Por lo que puede verse, los múltiples afluentes del movimiento popular circulan por carriles distintos a los de la política, pero no sólo por la presumida indiferencia de los políticos profesionales. También en esas bases movilizadas no hay más voluntad que para conseguir lo particular inmediato, sin reconocer que lo propio, aunque sea satisfecho, no habrá modificado nada sustancial en el conjunto y que, por ello, lo más probable es que lo propio, pasado un tiempo, vuelva a ser insuficiente. Ocurre que las políticas públicas necesitan articular intereses diversos, hasta contrapuestos, y por lo tanto toman distancia de lo micro, de lo propio de cada uno. Dicho de otro modo: es lícito buscar la satisfacción de la reivindicación inmediata, con la condición de seguir avanzando hasta “meterse” en la puja por la gestión del gobierno y del Estado, o sea en el pleito político, lo cual no implica necesariamente una afiliación partidaria, para tratar de que las políticas públicas hagan el promedio a favor del bien común. El ejercicio de esa influencia es lo que aplican cada vez que pueden los empresarios más poderosos, pero a su favor, siempre detrás de “lo propio”, ellos también, aunque lo suyo es la tajada más grande.

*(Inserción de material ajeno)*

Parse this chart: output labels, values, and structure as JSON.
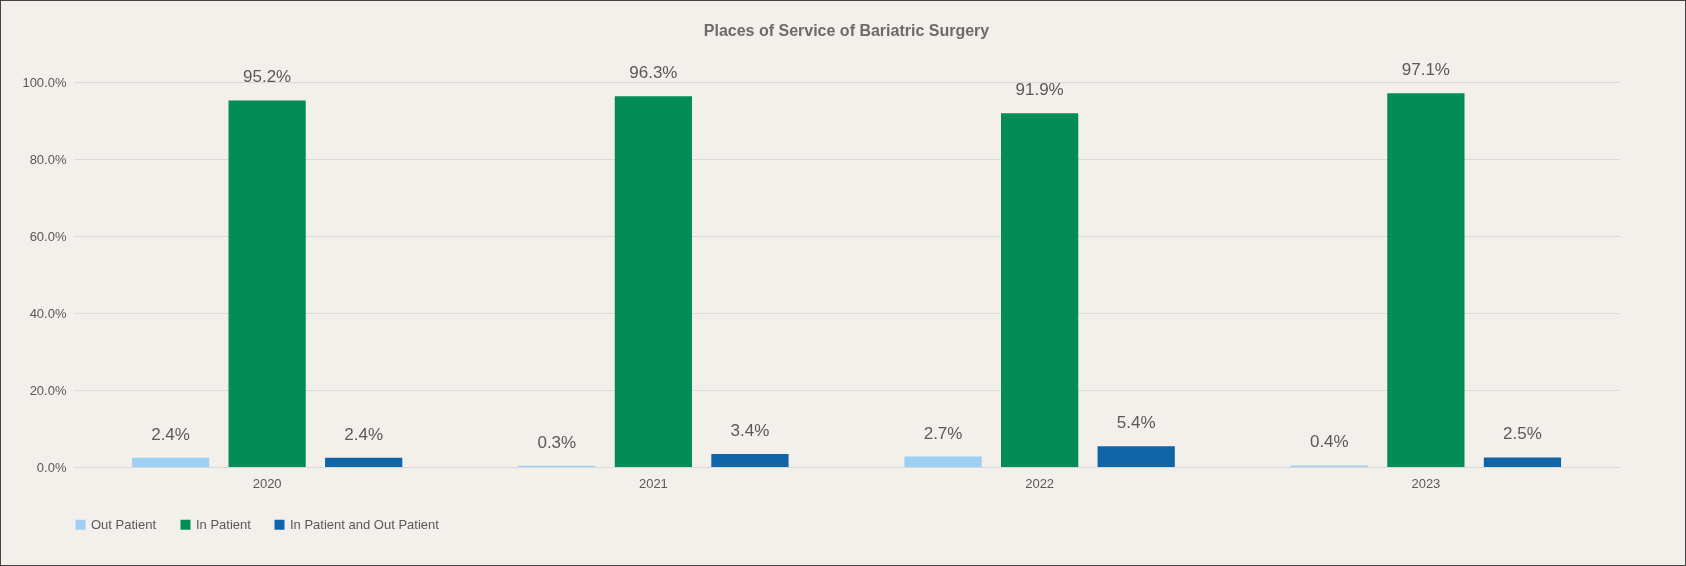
{
  "chart_data": {
    "type": "bar",
    "title": "Places of Service of Bariatric Surgery",
    "categories": [
      "2020",
      "2021",
      "2022",
      "2023"
    ],
    "series": [
      {
        "name": "Out Patient",
        "color": "#9dd0f3",
        "values": [
          2.4,
          0.3,
          2.7,
          0.4
        ],
        "value_labels": [
          "2.4%",
          "0.3%",
          "2.7%",
          "0.4%"
        ]
      },
      {
        "name": "In Patient",
        "color": "#038c55",
        "values": [
          95.2,
          96.3,
          91.9,
          97.1
        ],
        "value_labels": [
          "95.2%",
          "96.3%",
          "91.9%",
          "97.1%"
        ]
      },
      {
        "name": "In Patient and Out Patient",
        "color": "#1064a8",
        "values": [
          2.4,
          3.4,
          5.4,
          2.5
        ],
        "value_labels": [
          "2.4%",
          "3.4%",
          "5.4%",
          "2.5%"
        ]
      }
    ],
    "ylim": [
      0,
      100
    ],
    "yticks": [
      {
        "value": 0,
        "label": "0.0%"
      },
      {
        "value": 20,
        "label": "20.0%"
      },
      {
        "value": 40,
        "label": "40.0%"
      },
      {
        "value": 60,
        "label": "60.0%"
      },
      {
        "value": 80,
        "label": "80.0%"
      },
      {
        "value": 100,
        "label": "100.0%"
      }
    ],
    "grid": "y",
    "legend": "bottom"
  }
}
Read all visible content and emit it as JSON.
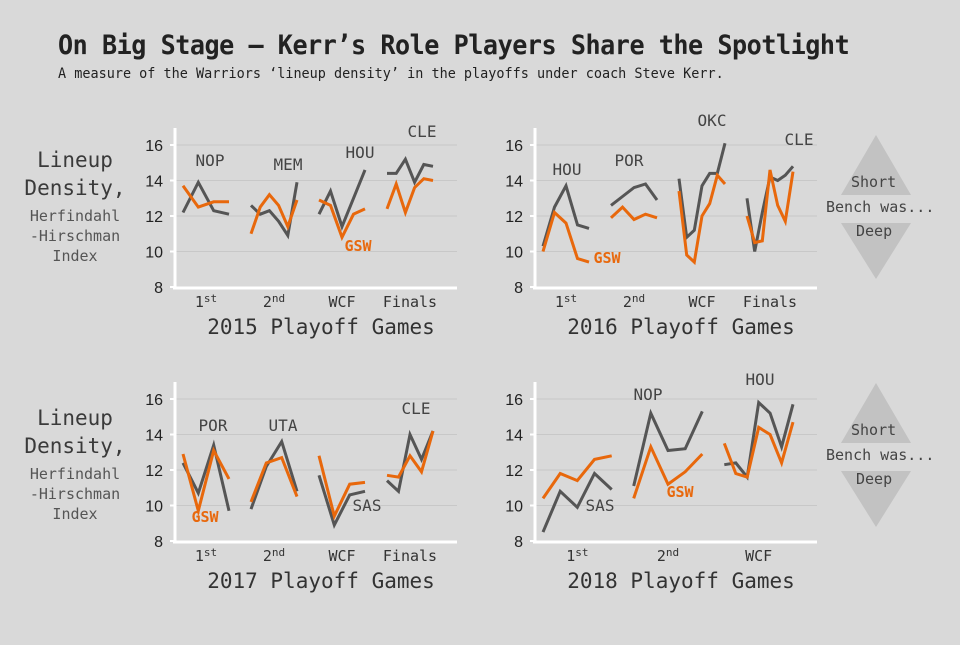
{
  "title": "On Big Stage – Kerr’s Role Players Share the Spotlight",
  "subtitle": "A measure of the Warriors ‘lineup density’ in the playoffs under coach Steve Kerr.",
  "ylabel": {
    "line1": "Lineup",
    "line2": "Density,",
    "line3": "Herfindahl",
    "line4": "-Hirschman",
    "line5": "Index"
  },
  "legend": {
    "top": "Short",
    "middle": "Bench was...",
    "bottom": "Deep"
  },
  "colors": {
    "gsw": "#e8680c",
    "opponent": "#555555",
    "background": "#d9d9d9",
    "grid": "#c8c8c8",
    "axis": "#ffffff",
    "legend_triangle": "#c2c2c2"
  },
  "chart_data": [
    {
      "type": "line",
      "title": "2015 Playoff Games",
      "xlabel": "2015 Playoff Games",
      "ylabel": "Lineup Density, Herfindahl-Hirschman Index",
      "ylim": [
        8,
        17
      ],
      "yticks": [
        8,
        10,
        12,
        14,
        16
      ],
      "grid": true,
      "rounds": [
        {
          "label": "1",
          "sup": "st",
          "opponent": "NOP",
          "opp": [
            12.2,
            13.9,
            12.3,
            12.1
          ],
          "gsw": [
            13.7,
            12.5,
            12.8,
            12.8
          ]
        },
        {
          "label": "2",
          "sup": "nd",
          "opponent": "MEM",
          "opp": [
            12.6,
            12.1,
            12.3,
            11.7,
            10.9,
            13.9
          ],
          "gsw": [
            11.0,
            12.5,
            13.2,
            12.6,
            11.4,
            12.9
          ]
        },
        {
          "label": "WCF",
          "sup": "",
          "opponent": "HOU",
          "opp": [
            12.1,
            13.4,
            11.4,
            13.0,
            14.6
          ],
          "gsw": [
            12.9,
            12.6,
            10.8,
            12.1,
            12.4
          ],
          "gsw_label": "GSW"
        },
        {
          "label": "Finals",
          "sup": "",
          "opponent": "CLE",
          "opp": [
            14.4,
            14.4,
            15.2,
            13.9,
            14.9,
            14.8
          ],
          "gsw": [
            12.4,
            13.8,
            12.2,
            13.6,
            14.1,
            14.0
          ]
        }
      ]
    },
    {
      "type": "line",
      "title": "2016 Playoff Games",
      "xlabel": "2016 Playoff Games",
      "ylim": [
        8,
        17
      ],
      "yticks": [
        8,
        10,
        12,
        14,
        16
      ],
      "grid": true,
      "rounds": [
        {
          "label": "1",
          "sup": "st",
          "opponent": "HOU",
          "opp": [
            10.3,
            12.5,
            13.7,
            11.5,
            11.3
          ],
          "gsw": [
            10.0,
            12.2,
            11.6,
            9.6,
            9.4
          ],
          "gsw_label": "GSW"
        },
        {
          "label": "2",
          "sup": "nd",
          "opponent": "POR",
          "opp": [
            12.6,
            13.1,
            13.6,
            13.8,
            12.9
          ],
          "gsw": [
            11.9,
            12.5,
            11.8,
            12.1,
            11.9
          ]
        },
        {
          "label": "WCF",
          "sup": "",
          "opponent": "OKC",
          "opp": [
            14.1,
            10.8,
            11.2,
            13.7,
            14.4,
            14.4,
            16.1
          ],
          "gsw": [
            13.4,
            9.8,
            9.4,
            12.0,
            12.7,
            14.3,
            13.8
          ]
        },
        {
          "label": "Finals",
          "sup": "",
          "opponent": "CLE",
          "opp": [
            13.0,
            10.0,
            12.2,
            14.2,
            14.0,
            14.3,
            14.8
          ],
          "gsw": [
            12.0,
            10.5,
            10.6,
            14.6,
            12.6,
            11.7,
            14.5
          ]
        }
      ]
    },
    {
      "type": "line",
      "title": "2017 Playoff Games",
      "xlabel": "2017 Playoff Games",
      "ylim": [
        8,
        17
      ],
      "yticks": [
        8,
        10,
        12,
        14,
        16
      ],
      "grid": true,
      "rounds": [
        {
          "label": "1",
          "sup": "st",
          "opponent": "POR",
          "opp": [
            12.4,
            10.7,
            13.4,
            9.7
          ],
          "gsw": [
            12.9,
            9.7,
            13.1,
            11.5
          ],
          "gsw_label": "GSW"
        },
        {
          "label": "2",
          "sup": "nd",
          "opponent": "UTA",
          "opp": [
            9.8,
            12.2,
            13.6,
            10.8
          ],
          "gsw": [
            10.2,
            12.4,
            12.7,
            10.5
          ]
        },
        {
          "label": "WCF",
          "sup": "",
          "opponent": "SAS",
          "opp": [
            11.7,
            8.9,
            10.6,
            10.8
          ],
          "gsw": [
            12.8,
            9.4,
            11.2,
            11.3
          ]
        },
        {
          "label": "Finals",
          "sup": "",
          "opponent": "CLE",
          "opp": [
            11.4,
            10.8,
            14.0,
            12.6,
            14.2
          ],
          "gsw": [
            11.7,
            11.6,
            12.8,
            11.9,
            14.2
          ]
        }
      ]
    },
    {
      "type": "line",
      "title": "2018 Playoff Games",
      "xlabel": "2018 Playoff Games",
      "ylim": [
        8,
        17
      ],
      "yticks": [
        8,
        10,
        12,
        14,
        16
      ],
      "grid": true,
      "rounds": [
        {
          "label": "1",
          "sup": "st",
          "opponent": "SAS",
          "opp": [
            8.5,
            10.8,
            9.9,
            11.8,
            10.9
          ],
          "gsw": [
            10.4,
            11.8,
            11.4,
            12.6,
            12.8
          ]
        },
        {
          "label": "2",
          "sup": "nd",
          "opponent": "NOP",
          "opp": [
            11.1,
            15.2,
            13.1,
            13.2,
            15.3
          ],
          "gsw": [
            10.4,
            13.3,
            11.2,
            11.9,
            12.9
          ],
          "gsw_label": "GSW"
        },
        {
          "label": "WCF",
          "sup": "",
          "opponent": "HOU",
          "opp": [
            12.3,
            12.4,
            11.6,
            15.8,
            15.2,
            13.3,
            15.7
          ],
          "gsw": [
            13.5,
            11.8,
            11.6,
            14.4,
            14.0,
            12.4,
            14.7
          ]
        }
      ]
    }
  ]
}
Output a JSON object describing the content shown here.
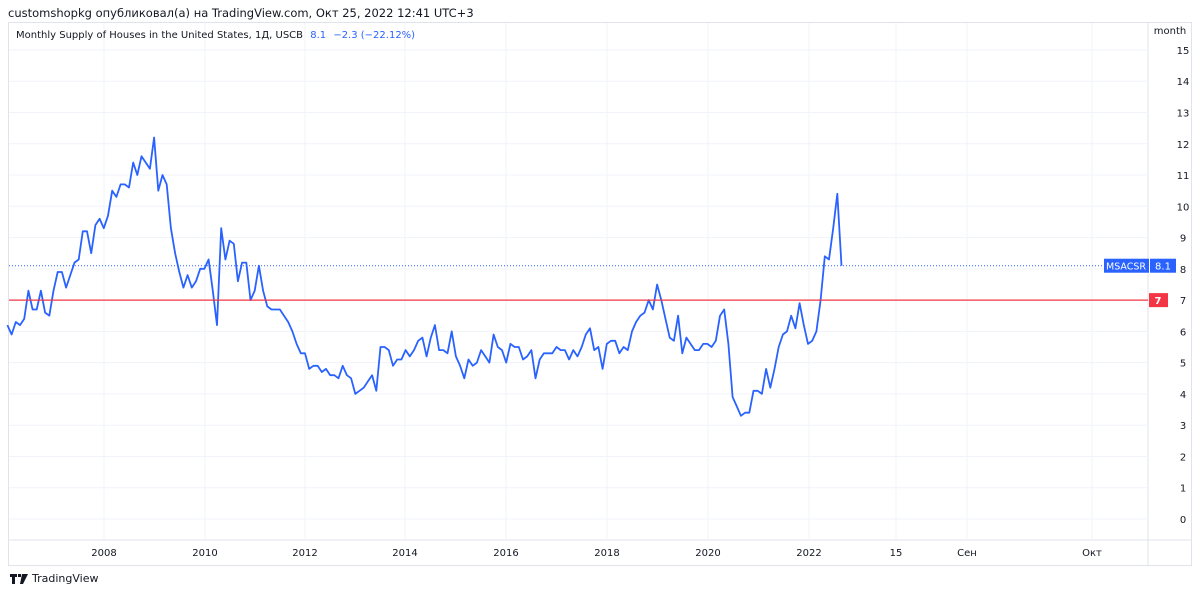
{
  "header": {
    "published": "customshopkg опубликовал(а) на TradingView.com, Окт 25, 2022 12:41 UTC+3"
  },
  "legend": {
    "title": "Monthly Supply of Houses in the United States, 1Д, USCB",
    "value": "8.1",
    "change": "−2.3 (−22.12%)"
  },
  "footer": {
    "brand": "TradingView",
    "logo_icon": "tradingview-logo-icon"
  },
  "colors": {
    "line": "#2962ff",
    "level": "#f23645",
    "label_bg": "#2962ff"
  },
  "chart_data": {
    "type": "line",
    "title": "Monthly Supply of Houses in the United States, 1Д, USCB",
    "y_unit": "month",
    "ylim": [
      -0.6,
      15.9
    ],
    "yticks": [
      0,
      1,
      2,
      3,
      4,
      5,
      6,
      7,
      8,
      9,
      10,
      11,
      12,
      13,
      14,
      15
    ],
    "xticks": [
      "2008",
      "2010",
      "2012",
      "2014",
      "2016",
      "2018",
      "2020",
      "2022",
      "15",
      "Сен",
      "Окт"
    ],
    "grid": true,
    "series_label": "MSACSR",
    "last_value": "8.1",
    "horizontal_line": {
      "value": 7,
      "label": "7"
    },
    "monthly_values_by_year": {
      "2006": [
        6.2,
        5.9,
        6.3,
        6.2,
        6.4,
        7.3,
        6.7,
        6.7,
        7.3,
        6.6,
        6.5,
        7.3
      ],
      "2007": [
        7.9,
        7.9,
        7.4,
        7.8,
        8.2,
        8.3,
        9.2,
        9.2,
        8.5,
        9.4,
        9.6,
        9.3
      ],
      "2008": [
        9.7,
        10.5,
        10.3,
        10.7,
        10.7,
        10.6,
        11.4,
        11.0,
        11.6,
        11.4,
        11.2,
        12.2
      ],
      "2009": [
        10.5,
        11.0,
        10.7,
        9.3,
        8.5,
        7.9,
        7.4,
        7.8,
        7.4,
        7.6,
        8.0,
        8.0
      ],
      "2010": [
        8.3,
        7.3,
        6.2,
        9.3,
        8.3,
        8.9,
        8.8,
        7.6,
        8.2,
        8.2,
        7.0,
        7.3
      ],
      "2011": [
        8.1,
        7.3,
        6.8,
        6.7,
        6.7,
        6.7,
        6.5,
        6.3,
        6.0,
        5.6,
        5.3,
        5.3
      ],
      "2012": [
        4.8,
        4.9,
        4.9,
        4.7,
        4.8,
        4.6,
        4.6,
        4.5,
        4.9,
        4.6,
        4.5,
        4.0
      ],
      "2013": [
        4.1,
        4.2,
        4.4,
        4.6,
        4.1,
        5.5,
        5.5,
        5.4,
        4.9,
        5.1,
        5.1,
        5.4
      ],
      "2014": [
        5.2,
        5.4,
        5.7,
        5.8,
        5.2,
        5.8,
        6.2,
        5.4,
        5.4,
        5.3,
        6.0,
        5.2
      ],
      "2015": [
        4.9,
        4.5,
        5.1,
        4.9,
        5.0,
        5.4,
        5.2,
        5.0,
        5.9,
        5.5,
        5.4,
        5.0
      ],
      "2016": [
        5.6,
        5.5,
        5.5,
        5.1,
        5.2,
        5.4,
        4.5,
        5.1,
        5.3,
        5.3,
        5.3,
        5.5
      ],
      "2017": [
        5.4,
        5.4,
        5.1,
        5.4,
        5.2,
        5.5,
        5.9,
        6.1,
        5.4,
        5.5,
        4.8,
        5.6
      ],
      "2018": [
        5.7,
        5.7,
        5.3,
        5.5,
        5.4,
        6.0,
        6.3,
        6.5,
        6.6,
        7.0,
        6.7,
        7.5
      ],
      "2019": [
        7.0,
        6.4,
        5.8,
        5.7,
        6.5,
        5.3,
        5.8,
        5.6,
        5.4,
        5.4,
        5.6,
        5.6
      ],
      "2020": [
        5.5,
        5.7,
        6.5,
        6.7,
        5.6,
        3.9,
        3.6,
        3.3,
        3.4,
        3.4,
        4.1,
        4.1
      ],
      "2021": [
        4.0,
        4.8,
        4.2,
        4.8,
        5.5,
        5.9,
        6.0,
        6.5,
        6.1,
        6.9,
        6.2,
        5.6
      ],
      "2022": [
        5.7,
        6.0,
        7.0,
        8.4,
        8.3,
        9.3,
        10.4,
        8.1
      ]
    }
  }
}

Entre los resultados de las crecientes revisiones críticas de las prácticas de lucha popular surgió una evidencia empírica: es equivocada la leyenda que concibe puro al movimiento social y pecaminosa a la política. Según la Escuela de Ciudadanía de Formosa, “para profundizar la democracia” hay que combatir las prácticas del clientelismo, pero no sólo en la gestión de gobiernos y Estados, sino, además, en “los partidos, los sindicatos, las iglesias, las organizaciones no gubernamentales, las fundaciones empresarias. El de las mismas organizaciones de base. No se trata de que todos tengan la misma responsabilidad. Pero sí se trata de reconocer que las prácticas clientelares son reproducidas por muchos de quienes las critican”. En un año de elecciones, conviene andar con el ojo alerta hacia todos lados, porque el clientelismo pervierte la condición ciudadana debido a que sólo reconoce a las personas como emisores de voto, sin más derechos o deberes.
Pese a todos los defectos de muchos de sus practicantes profesionales, hay que reivindicar la política, del mismo modo que debe reconocerse el rol del Estado y contribuir a su rápida reconstrucción sobre bases modernas y transparentes. De lo contrario, aparecerán sustitutos circunstanciales que, más allá de sus contribuciones positivas, serán siempre suplentes y transitorios. El obispo Felipe Piña en Misiones y ahora el cura Niella en Corrientes, donde mañana, domingo, se eligen constituyentes, han cumplido valiosos roles cívicos, pero sus liderazgos indican la incapacidad de la política para encontrar en su propio seno a quienes puedan cumplir esos roles. En el reverso de la misma incapacidad figuran los políticos anacrónicos que son reciclados por los partidos o por el mismo gobierno, acuciados por la contabilidad electoral. Suele argumentarse que el poder y la política no pueden dejar espacios vacíos, pero quizá ésa sea otra leyenda, a lo mejor adecuada para el país anterior. Hoy en día, ¿no sería un impulso a la renovación, un acto de docencia cívica, que el oficialismo apoye candidatos donde tenga del palo de la nueva convergencia y deje la silla vacía ahí donde la única posibilidad es más de lo mismo? Elegir lo viejo porque no hay nuevo, ¿no será, al final, retardar todavía más la aparición de la novedad?